The wilderness goes against everything society encourages us to become as human beings. We are taught to fight for what we want. We are told to work hard and we will achieve anything. We are persuaded to conquer the outer world and to ignore the inner world. Feelings are not to be faced. They are to be masked with achievements, prescription drugs and accumulated possessions.

So, what happens when we choose the path of the wilderness? I find myself going so deep in to the shadows of my soul that I am not sure if there is a way out. I find myself wondering if there is an end to the waiting, or if the waiting is real at all. I long for an impossible mission that I can achieve. I need the success. I need to feel accomplished.

And yet the answer is not that. The answer is to rest with the question. Lie with the uncertainty. Allow the clarity to come when it is ready. Ignore the impatience in my ego self, which can only feel comfort in accomplishment.

The guidance is to rest.

But I need to take action.

So there is a war within me as I travel this journey. It is a war between the self that believes in what has always “worked” for me and the self that knows I must have faith, trust in a greater purpose. Of course, only one self is warring. The other doesn’t need to war.

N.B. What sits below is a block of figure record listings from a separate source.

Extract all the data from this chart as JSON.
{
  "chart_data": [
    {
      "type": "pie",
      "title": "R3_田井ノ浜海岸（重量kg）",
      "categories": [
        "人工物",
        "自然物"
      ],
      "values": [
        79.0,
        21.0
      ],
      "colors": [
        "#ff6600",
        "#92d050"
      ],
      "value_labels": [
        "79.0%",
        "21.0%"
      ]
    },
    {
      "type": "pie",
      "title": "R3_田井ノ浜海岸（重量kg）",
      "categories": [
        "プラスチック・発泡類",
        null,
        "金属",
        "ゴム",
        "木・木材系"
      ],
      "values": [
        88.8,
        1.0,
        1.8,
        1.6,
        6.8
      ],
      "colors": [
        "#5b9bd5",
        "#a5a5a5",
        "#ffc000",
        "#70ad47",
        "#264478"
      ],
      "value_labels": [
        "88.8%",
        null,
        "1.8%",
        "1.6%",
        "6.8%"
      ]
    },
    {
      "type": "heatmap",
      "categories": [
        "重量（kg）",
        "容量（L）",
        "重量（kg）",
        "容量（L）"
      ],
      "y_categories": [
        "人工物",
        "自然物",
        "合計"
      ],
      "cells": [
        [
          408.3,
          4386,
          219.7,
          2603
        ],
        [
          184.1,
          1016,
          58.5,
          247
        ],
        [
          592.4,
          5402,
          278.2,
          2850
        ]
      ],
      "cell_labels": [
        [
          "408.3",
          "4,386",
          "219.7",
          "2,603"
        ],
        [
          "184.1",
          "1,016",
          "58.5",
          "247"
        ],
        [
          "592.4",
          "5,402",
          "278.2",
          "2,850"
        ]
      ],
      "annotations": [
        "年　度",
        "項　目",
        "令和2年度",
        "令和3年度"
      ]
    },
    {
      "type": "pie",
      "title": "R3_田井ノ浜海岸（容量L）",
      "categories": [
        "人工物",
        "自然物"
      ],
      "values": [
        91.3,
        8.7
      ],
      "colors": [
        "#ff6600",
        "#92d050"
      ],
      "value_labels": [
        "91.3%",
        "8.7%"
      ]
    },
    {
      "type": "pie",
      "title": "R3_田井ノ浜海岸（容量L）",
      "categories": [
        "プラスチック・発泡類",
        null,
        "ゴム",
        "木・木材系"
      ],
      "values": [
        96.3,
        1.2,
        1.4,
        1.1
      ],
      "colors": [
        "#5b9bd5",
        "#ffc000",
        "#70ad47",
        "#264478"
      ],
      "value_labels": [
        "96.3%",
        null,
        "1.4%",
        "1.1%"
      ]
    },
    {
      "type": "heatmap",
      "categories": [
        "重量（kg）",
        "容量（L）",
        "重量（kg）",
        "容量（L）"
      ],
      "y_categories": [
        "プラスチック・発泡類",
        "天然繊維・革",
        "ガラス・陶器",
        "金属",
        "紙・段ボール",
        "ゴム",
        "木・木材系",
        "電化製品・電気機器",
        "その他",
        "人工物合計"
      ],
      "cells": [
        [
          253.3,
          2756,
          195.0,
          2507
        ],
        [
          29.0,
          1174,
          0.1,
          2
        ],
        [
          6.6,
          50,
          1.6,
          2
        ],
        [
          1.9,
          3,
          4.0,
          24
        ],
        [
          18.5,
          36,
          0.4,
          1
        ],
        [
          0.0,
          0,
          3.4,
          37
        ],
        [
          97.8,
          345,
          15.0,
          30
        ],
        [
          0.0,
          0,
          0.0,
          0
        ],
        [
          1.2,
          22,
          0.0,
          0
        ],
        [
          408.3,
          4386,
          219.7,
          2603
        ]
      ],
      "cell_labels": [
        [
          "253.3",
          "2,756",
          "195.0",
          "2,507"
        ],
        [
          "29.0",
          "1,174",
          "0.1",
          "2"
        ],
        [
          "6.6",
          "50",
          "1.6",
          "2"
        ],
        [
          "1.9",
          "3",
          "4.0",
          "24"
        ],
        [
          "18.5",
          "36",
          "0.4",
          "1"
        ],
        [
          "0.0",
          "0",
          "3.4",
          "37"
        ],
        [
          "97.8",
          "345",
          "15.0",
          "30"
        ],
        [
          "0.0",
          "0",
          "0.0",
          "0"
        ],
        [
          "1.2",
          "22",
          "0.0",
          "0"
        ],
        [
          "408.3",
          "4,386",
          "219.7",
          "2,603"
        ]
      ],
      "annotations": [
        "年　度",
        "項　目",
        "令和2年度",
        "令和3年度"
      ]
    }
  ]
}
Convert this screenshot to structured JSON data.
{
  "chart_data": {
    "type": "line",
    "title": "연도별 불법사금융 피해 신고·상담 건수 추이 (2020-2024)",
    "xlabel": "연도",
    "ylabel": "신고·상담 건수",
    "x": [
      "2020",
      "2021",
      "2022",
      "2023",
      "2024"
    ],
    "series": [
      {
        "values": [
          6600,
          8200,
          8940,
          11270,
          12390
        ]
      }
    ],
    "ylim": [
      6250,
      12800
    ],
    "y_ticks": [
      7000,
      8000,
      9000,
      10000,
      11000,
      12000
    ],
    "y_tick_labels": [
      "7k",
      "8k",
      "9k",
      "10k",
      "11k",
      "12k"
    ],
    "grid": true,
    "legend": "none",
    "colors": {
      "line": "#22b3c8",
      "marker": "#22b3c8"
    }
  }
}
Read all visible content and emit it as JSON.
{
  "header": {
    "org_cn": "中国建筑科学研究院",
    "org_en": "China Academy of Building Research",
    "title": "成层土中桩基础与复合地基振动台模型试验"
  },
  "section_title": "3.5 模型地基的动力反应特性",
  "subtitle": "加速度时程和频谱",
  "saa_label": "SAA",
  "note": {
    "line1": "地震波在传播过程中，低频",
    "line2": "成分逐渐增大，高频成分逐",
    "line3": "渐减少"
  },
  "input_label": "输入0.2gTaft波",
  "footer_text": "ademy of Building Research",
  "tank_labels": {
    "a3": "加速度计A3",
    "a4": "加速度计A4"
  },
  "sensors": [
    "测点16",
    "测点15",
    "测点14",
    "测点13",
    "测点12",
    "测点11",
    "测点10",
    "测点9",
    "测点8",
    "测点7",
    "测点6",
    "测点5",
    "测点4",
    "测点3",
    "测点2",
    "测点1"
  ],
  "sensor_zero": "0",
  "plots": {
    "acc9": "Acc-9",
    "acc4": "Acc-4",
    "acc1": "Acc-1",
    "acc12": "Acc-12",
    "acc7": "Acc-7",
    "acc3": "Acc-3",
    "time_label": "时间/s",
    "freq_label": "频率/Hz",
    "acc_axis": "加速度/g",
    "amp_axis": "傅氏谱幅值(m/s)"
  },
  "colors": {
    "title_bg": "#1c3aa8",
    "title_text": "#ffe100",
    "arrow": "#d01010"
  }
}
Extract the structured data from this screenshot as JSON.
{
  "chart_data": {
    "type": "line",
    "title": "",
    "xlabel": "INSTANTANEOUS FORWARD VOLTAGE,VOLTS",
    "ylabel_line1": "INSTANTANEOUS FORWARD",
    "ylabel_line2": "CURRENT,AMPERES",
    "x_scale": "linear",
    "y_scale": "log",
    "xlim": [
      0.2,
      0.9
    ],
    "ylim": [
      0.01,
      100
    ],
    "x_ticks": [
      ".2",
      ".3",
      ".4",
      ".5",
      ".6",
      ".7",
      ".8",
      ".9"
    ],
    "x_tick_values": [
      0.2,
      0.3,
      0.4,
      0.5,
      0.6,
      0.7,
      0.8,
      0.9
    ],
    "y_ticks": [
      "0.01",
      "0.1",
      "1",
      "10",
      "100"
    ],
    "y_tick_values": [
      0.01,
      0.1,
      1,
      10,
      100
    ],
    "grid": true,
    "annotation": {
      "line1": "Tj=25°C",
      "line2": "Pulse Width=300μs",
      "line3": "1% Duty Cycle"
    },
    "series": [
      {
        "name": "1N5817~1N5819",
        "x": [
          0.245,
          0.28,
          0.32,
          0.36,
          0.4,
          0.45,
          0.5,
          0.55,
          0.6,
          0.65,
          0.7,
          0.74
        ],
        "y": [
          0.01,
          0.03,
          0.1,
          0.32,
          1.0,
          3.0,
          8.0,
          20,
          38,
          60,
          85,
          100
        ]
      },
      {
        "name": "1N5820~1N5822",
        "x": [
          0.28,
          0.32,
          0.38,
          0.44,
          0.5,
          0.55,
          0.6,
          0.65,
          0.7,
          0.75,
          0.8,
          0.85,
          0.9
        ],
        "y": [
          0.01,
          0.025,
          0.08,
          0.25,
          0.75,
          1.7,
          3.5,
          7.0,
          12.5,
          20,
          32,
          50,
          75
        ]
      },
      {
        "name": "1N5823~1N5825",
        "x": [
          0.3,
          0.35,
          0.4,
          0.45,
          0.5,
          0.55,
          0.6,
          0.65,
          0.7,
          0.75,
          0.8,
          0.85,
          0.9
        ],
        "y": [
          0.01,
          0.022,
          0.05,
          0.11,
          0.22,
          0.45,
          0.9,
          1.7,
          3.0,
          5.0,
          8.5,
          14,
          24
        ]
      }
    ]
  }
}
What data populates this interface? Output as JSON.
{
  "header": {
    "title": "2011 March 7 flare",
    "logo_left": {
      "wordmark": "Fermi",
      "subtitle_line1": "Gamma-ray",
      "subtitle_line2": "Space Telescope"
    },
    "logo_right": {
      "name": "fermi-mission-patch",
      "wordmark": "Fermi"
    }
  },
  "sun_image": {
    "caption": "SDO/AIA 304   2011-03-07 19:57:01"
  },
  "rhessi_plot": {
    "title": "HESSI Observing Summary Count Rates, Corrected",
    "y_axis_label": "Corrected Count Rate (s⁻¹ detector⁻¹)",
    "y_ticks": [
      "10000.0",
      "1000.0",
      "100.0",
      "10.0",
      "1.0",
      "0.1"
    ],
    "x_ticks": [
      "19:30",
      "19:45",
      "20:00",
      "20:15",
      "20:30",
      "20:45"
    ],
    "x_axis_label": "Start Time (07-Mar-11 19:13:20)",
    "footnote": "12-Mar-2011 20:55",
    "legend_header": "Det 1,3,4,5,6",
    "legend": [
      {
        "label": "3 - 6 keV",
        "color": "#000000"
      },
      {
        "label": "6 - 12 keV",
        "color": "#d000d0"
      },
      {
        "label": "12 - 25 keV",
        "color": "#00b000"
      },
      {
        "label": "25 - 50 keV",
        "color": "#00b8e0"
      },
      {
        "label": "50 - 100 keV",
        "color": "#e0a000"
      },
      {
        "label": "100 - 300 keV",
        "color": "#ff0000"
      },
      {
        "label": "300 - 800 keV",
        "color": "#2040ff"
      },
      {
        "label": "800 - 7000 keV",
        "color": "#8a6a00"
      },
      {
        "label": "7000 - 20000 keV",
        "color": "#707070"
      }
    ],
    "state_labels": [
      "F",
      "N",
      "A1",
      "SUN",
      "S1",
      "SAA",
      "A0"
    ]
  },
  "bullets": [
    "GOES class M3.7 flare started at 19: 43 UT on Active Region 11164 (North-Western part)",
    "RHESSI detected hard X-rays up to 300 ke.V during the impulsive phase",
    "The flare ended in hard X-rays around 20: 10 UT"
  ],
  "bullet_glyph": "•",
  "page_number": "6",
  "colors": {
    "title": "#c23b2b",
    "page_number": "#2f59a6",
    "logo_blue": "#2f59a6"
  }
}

So, as we celebrate those who have accomplished so much and acquired so many things in this modern world, I am coming to understand that is not the hard stuff. I am beginning to see that the masculine qualities we strive to master will only get us so far. I am finally realizing that my greatest challenge is in doing nothing, waiting, sitting without a semblance of an answer. My greatest challenge is allowing myself to be and knowing that the wilderness ends. It is in knowing that I cannot know. And it is trusting anyway.